The Wry Observer’s Covid-19 update (224)

Various bits of news require an update for completeness.

The release of correspondence casts more doubt on The Lancet article that firmly denied the possibility of a lab leak in Wuhan. Although it appears that some of the senior players had their doubts, the party line seems to have been toed out of political expediency. Such interference bodes ill for the future of scientific and medical research, although we are (mostly) only too aware of the bias introduced by the suppression of publication of drug trials that fail to show benefit.

The problem of post-vaccination myocarditis is explained in an article/blog which turned up in my inbox yesterday (although it appears to be a year old). See https://wmcresearch.substack.com/p/spike-protein-induced-cardiotoxicity?utm_source=cross-post&publication_id=770713&post_id=135784167&isFreemail=true&utm_campaign=516896&utm_medium=email

Note the role of TNF and IL-1. I have suggested that anyone with symptoms or signs of trouble should have steroids as soon as possible. Apropos immune mediators it’s also interesting to see the early apparent success of biologics administered intrathecally to reduce amyloid formation in Alzheimer patients. It’s over 12 years ago that the Professor of Rheumatology at Guy’s Hospital, Gabriel Panayi, noted the disappearance of renal amyloid in patients with rheumatoid arthritis treated with TNF blockade, and I suggested back then that they should be tried in Alzheimer’s. Ahead of the game again…
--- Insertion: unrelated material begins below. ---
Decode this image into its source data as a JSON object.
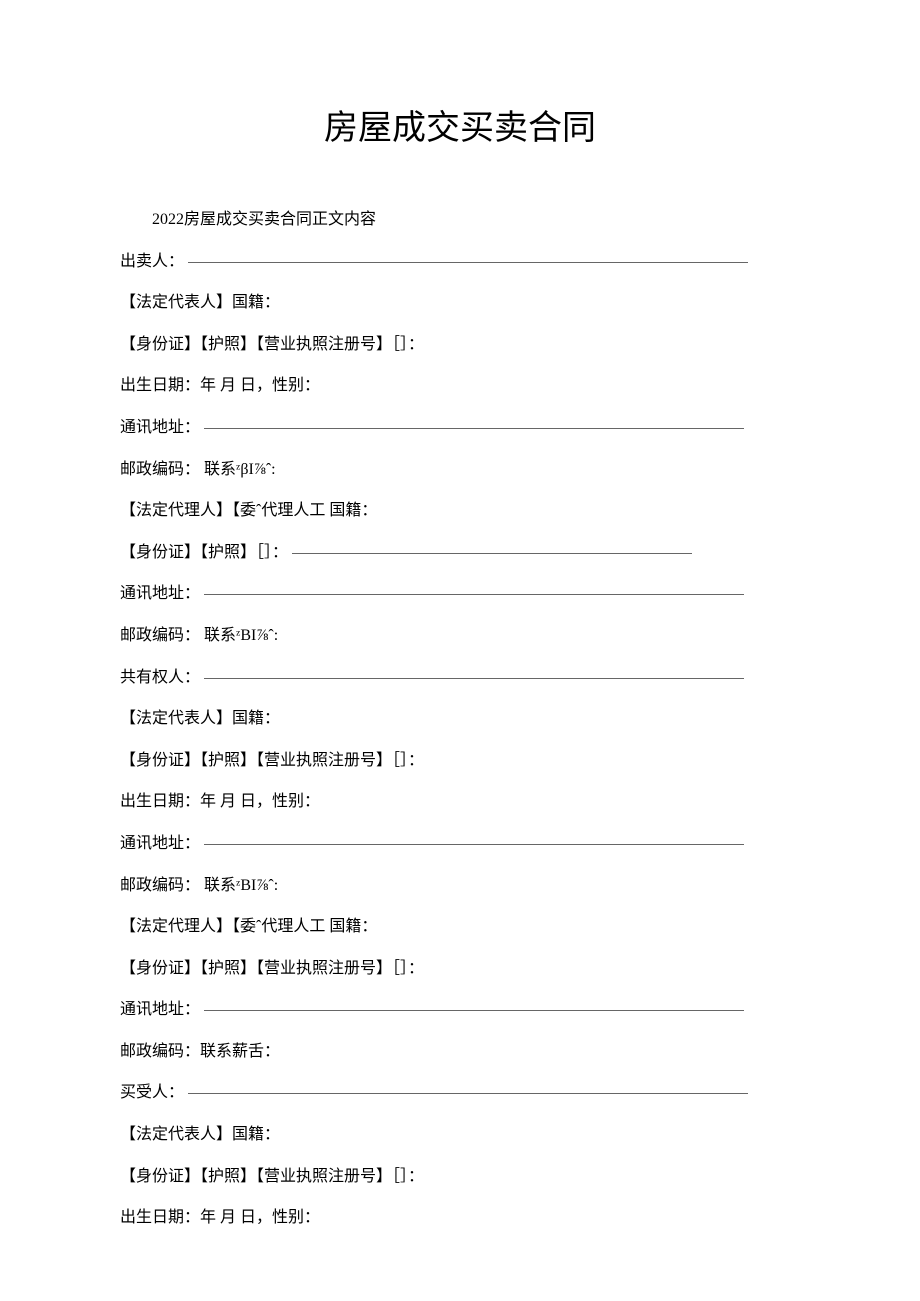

There are rumblings about a new Covid wave that will be caused by a subtly different variant of Omicron. This has caused an Omigod reaction with loud screams in the media. Yet increasing analysis of historic data leads one to think – what fatal wave? It’s time to stop panicking. Not only should one not cross one’s bridges until you come to them, but you should not worry about crossing those bridges until you are sure that there are bridges. There’s enough unnecessary panic about. Don’t start me on climate change (I have kept that out of this blog, but if you want my sceptical views you can find them in my Substack blog at https://drandrewbamji.substack.com/); just to add that the latest evidence for why global temperature has risen this year is because of the massive release of water vapour into the stratosphere following the Tonga eruption. Fossil fuel use pales into insignificance. If Nobel prizewinners in Physics don’t believe the climate change mantras then neither will I. I mention this because there is a common thread; climate change prophesy is based on computer modelling just as pandemic death risk is. GIGO (or for the acronym virgins, garbage in, garbage out).
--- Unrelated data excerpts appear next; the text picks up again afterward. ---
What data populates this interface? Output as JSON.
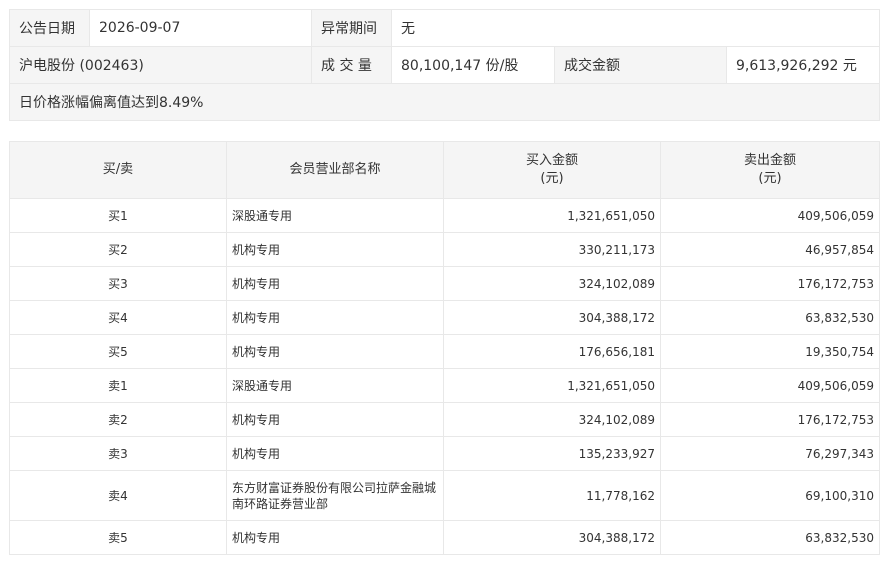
{
  "info": {
    "announce_label": "公告日期",
    "announce_value": "2026-09-07",
    "period_label": "异常期间",
    "period_value": "无",
    "stock_name": "沪电股份 (002463)",
    "volume_label": "成 交 量",
    "volume_value": "80,100,147 份/股",
    "amount_label": "成交金额",
    "amount_value": "9,613,926,292 元",
    "reason": "日价格涨幅偏离值达到8.49%"
  },
  "trade": {
    "headers": {
      "side": "买/卖",
      "dept": "会员营业部名称",
      "buy_line1": "买入金额",
      "buy_line2": "(元)",
      "sell_line1": "卖出金额",
      "sell_line2": "(元)"
    },
    "rows": [
      {
        "side": "买1",
        "dept": "深股通专用",
        "buy": "1,321,651,050",
        "sell": "409,506,059"
      },
      {
        "side": "买2",
        "dept": "机构专用",
        "buy": "330,211,173",
        "sell": "46,957,854"
      },
      {
        "side": "买3",
        "dept": "机构专用",
        "buy": "324,102,089",
        "sell": "176,172,753"
      },
      {
        "side": "买4",
        "dept": "机构专用",
        "buy": "304,388,172",
        "sell": "63,832,530"
      },
      {
        "side": "买5",
        "dept": "机构专用",
        "buy": "176,656,181",
        "sell": "19,350,754"
      },
      {
        "side": "卖1",
        "dept": "深股通专用",
        "buy": "1,321,651,050",
        "sell": "409,506,059"
      },
      {
        "side": "卖2",
        "dept": "机构专用",
        "buy": "324,102,089",
        "sell": "176,172,753"
      },
      {
        "side": "卖3",
        "dept": "机构专用",
        "buy": "135,233,927",
        "sell": "76,297,343"
      },
      {
        "side": "卖4",
        "dept": "东方财富证券股份有限公司拉萨金融城南环路证券营业部",
        "buy": "11,778,162",
        "sell": "69,100,310"
      },
      {
        "side": "卖5",
        "dept": "机构专用",
        "buy": "304,388,172",
        "sell": "63,832,530"
      }
    ]
  }
}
All quiet on the Inquiry front.

The Wry Observer’s Covid-19 update (223)

The Heneghan/Jefferson dialogue on their “Trust the Evidence” blog underlines the disappearance of the Hallett Inquiry from the news now that the Big Beasts have given their evidence, which wasn’t worth much anyway. Having trawled through the module list again I looked at the core participants and was perhaps unsurprised to find that they were almost without exception people who could have had no insight into the pathological mechanisms of Covid-19. As for the module remits there is but one sentence in the Vaccines and Therapeutics module that gets to the heart of the matter – when people get very sick with Covid-19, how should they have been treated. I am somewhat concerned that they are going to spend time analysing trials, which I have stated many times were unnecessary.
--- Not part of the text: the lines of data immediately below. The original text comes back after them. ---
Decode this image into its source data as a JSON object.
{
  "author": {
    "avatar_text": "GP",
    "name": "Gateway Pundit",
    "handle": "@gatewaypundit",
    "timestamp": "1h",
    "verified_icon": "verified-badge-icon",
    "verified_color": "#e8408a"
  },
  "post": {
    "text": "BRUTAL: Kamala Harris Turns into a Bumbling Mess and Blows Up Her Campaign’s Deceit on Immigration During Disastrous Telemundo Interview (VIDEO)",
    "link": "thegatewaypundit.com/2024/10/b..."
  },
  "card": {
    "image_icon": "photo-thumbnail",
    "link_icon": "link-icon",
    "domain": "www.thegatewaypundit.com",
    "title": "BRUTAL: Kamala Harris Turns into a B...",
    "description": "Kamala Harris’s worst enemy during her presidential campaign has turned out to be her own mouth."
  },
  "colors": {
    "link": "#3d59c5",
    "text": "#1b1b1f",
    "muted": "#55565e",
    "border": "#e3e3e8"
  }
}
When will the clinicians (hello, here I am!) get their chance to explain things? I am still waiting to be called… never mind that I am retired, medicine in many ways is like swimming or riding a bicycle, you never forget how to do it. A single case will, if significant enough, stick in the mind forever. Significance can take many shapes; amusing, challenging, upsetting, revelational, oxymoronic among others. There are many examples in my book “Mad Medicine” (https://www.amazon.co.uk/Mad-Medicine-maxims-National-Service/dp/1688011897) which any student of medicine or the NHS would do well to read, not least so they don’t fall into the traps that I did or underestimate the importance of institutional memory.